Quatre types de cathéters jugulaires existent : “over the needle” (le cathéter entoure un mandrin, type cathéter veineux périphérique), “through the needle” (le cathéter est passé à l’intérieur du trocard), “over the wire” (technique de Sedlinger avec une aiguille dilatatrice : modèle le plus courant en France) et “peel-away“ (la gaine est “pelée” en plaçant le cathéter).

• Dans la technique de Sedlinger, le trocard est introduit dans la veine jugulaire, puis un guide est inséré à travers le trocard qui est alors retiré.

• Une aiguille dilatatrice posée sur le guide permet l’élargissement de la brèche jugulaire et une entrée du cathéter facilitée par rapport à d’autres techniques.

• Après élargissement, le cathéter est introduit le long du guide dans la veine jugulaire, jusqu’à l’oreillette droite. Le contact avec l’endothélium cardiaque droit doit être évité car cela semble provoquer une activité stimulatrice ectopique. Un contrôle électrocardiographique et une mesure de la longueur du cathéter sont nécessaires.

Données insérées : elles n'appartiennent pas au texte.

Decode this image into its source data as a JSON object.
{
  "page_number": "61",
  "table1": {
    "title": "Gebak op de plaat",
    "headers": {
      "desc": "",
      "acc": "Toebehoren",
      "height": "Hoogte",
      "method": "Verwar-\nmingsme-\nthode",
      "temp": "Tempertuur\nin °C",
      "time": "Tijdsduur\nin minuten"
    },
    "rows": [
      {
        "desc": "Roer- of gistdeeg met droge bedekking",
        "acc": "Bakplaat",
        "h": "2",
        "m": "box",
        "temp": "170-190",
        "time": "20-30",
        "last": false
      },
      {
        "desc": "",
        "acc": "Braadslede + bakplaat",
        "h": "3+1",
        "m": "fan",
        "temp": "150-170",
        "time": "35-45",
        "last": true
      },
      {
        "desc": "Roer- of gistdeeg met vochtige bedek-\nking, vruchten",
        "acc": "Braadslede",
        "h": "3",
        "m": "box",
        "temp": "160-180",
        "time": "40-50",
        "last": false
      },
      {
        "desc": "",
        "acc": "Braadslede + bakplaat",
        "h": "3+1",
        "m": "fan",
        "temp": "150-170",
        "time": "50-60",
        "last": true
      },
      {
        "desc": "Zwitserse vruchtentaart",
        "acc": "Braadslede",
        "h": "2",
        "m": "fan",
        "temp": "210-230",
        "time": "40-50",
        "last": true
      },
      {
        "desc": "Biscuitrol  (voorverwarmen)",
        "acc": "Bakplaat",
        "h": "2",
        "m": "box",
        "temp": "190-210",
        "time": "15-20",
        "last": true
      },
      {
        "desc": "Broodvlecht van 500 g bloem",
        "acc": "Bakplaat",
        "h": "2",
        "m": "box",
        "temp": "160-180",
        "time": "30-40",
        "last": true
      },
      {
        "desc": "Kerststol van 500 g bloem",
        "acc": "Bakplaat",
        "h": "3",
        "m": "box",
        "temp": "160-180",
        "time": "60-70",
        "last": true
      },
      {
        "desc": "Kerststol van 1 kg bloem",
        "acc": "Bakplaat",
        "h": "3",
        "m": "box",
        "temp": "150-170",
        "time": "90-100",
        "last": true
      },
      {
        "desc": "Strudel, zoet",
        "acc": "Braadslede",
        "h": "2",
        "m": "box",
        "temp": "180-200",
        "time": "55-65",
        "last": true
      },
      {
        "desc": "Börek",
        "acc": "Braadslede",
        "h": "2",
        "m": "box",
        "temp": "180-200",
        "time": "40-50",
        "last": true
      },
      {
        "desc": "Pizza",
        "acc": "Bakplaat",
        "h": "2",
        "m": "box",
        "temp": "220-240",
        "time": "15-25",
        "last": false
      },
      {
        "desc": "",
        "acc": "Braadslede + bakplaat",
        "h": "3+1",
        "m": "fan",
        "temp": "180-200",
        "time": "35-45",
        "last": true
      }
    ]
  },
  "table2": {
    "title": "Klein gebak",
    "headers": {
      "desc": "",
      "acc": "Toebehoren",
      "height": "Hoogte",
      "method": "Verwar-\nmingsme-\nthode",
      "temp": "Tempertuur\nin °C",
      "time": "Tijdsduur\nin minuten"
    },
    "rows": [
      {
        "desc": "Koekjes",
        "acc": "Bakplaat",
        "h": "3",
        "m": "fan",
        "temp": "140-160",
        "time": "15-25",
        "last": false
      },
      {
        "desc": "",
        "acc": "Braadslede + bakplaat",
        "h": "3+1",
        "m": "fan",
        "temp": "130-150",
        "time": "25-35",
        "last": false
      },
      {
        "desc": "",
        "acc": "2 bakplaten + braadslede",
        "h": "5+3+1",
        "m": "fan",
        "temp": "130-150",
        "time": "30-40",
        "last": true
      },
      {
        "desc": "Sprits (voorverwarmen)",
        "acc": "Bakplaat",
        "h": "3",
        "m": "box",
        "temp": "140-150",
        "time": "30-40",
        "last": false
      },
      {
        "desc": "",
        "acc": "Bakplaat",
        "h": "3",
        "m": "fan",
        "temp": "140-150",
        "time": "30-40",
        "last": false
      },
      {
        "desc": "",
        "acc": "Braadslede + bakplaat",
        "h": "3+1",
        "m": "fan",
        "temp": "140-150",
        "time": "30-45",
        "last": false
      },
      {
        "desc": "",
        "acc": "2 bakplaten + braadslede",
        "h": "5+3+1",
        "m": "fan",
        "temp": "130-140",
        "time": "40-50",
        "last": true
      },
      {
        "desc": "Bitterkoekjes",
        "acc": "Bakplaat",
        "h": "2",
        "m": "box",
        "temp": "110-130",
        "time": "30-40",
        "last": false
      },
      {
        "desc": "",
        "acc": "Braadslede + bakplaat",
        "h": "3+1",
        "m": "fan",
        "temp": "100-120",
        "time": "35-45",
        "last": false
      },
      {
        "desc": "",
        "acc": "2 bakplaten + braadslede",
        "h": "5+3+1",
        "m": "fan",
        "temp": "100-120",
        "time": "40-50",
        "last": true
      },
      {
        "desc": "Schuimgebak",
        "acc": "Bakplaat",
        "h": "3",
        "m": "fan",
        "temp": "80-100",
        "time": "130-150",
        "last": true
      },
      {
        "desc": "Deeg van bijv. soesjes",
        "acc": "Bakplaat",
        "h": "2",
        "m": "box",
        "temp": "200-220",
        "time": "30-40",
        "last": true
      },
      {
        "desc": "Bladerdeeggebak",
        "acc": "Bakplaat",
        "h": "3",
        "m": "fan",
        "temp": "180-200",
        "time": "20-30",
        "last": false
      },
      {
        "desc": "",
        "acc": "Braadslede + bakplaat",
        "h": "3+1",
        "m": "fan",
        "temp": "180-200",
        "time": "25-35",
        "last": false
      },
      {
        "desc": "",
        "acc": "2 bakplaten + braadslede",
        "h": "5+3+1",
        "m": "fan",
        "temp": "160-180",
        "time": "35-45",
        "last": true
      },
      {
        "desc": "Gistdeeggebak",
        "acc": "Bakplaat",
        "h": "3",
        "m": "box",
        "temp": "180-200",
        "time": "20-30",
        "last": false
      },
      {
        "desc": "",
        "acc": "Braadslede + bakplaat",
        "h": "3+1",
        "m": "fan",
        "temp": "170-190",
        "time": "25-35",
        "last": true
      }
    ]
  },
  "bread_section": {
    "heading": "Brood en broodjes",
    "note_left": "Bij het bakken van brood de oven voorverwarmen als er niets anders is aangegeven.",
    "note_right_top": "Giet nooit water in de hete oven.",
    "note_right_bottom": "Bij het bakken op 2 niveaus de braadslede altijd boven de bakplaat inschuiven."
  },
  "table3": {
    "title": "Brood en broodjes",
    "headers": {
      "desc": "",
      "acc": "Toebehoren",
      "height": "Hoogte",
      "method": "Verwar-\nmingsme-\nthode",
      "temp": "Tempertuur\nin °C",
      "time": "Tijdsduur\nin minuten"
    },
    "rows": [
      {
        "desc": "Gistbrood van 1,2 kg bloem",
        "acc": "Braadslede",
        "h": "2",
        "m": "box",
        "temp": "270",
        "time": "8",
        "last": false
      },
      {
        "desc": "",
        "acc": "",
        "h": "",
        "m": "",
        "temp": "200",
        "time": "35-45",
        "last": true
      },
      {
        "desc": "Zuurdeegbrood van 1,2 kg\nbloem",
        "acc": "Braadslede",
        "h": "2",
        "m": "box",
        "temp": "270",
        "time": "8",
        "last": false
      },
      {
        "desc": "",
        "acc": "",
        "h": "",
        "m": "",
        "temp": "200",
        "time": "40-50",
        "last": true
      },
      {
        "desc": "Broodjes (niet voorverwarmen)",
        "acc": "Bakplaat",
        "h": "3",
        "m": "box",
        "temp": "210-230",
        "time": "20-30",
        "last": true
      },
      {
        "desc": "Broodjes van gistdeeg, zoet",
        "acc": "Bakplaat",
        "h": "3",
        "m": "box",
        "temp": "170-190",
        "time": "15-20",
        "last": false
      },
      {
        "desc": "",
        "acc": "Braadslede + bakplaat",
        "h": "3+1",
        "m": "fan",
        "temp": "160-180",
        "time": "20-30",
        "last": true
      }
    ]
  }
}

• Le cathéter est ensuite suturé à la peau et le site de ponction est protégé par une compresse imbibée de polyvidone iodée et une bande de maintien.

Station de monitoring ou robinet à trois voies

L’embout du cathéter est connecté à l’appareil de mesure via un transducteur de pression s’il s’agit d’une station de monitoring. Dans le cas contraire, un robinet à trois voies est connecté au cathéter jugulaire par un prolongateur, à une poche de perfusion par une tubulure, ainsi qu’à une autre tubulure, collée à une règle dont le zéro est au niveau de l’oreillette droite et dont l’extrémité est libre. L’anesthésiste remplit d’abord le prolongateur qui mène au cathéter jugulaire, puis il remplit la tubulure “libre” jusqu’à son extrémité en jouant sur le robinet à trois voies. Le prolongateur est alors mis en communication avec cette tubulure libre. La pression veineuse centrale est lue sur la règle (voir la FIGURE “Schéma de l’appareillage pour la mesure de pression veineuse centrale”).

L’utilisation conjointe des mesures invasives de PVC et de pression artérielle permet de différencier l’origine hypovolémique ou cardiaque d’une pression artérielle peu élevée. Ces cathéters constituant une porte potentielle d’entrée de germes, le risque majeur lié à leur mise en place est l’infection. Il est toutefois faible si les conditions d’asepsie sont respectées.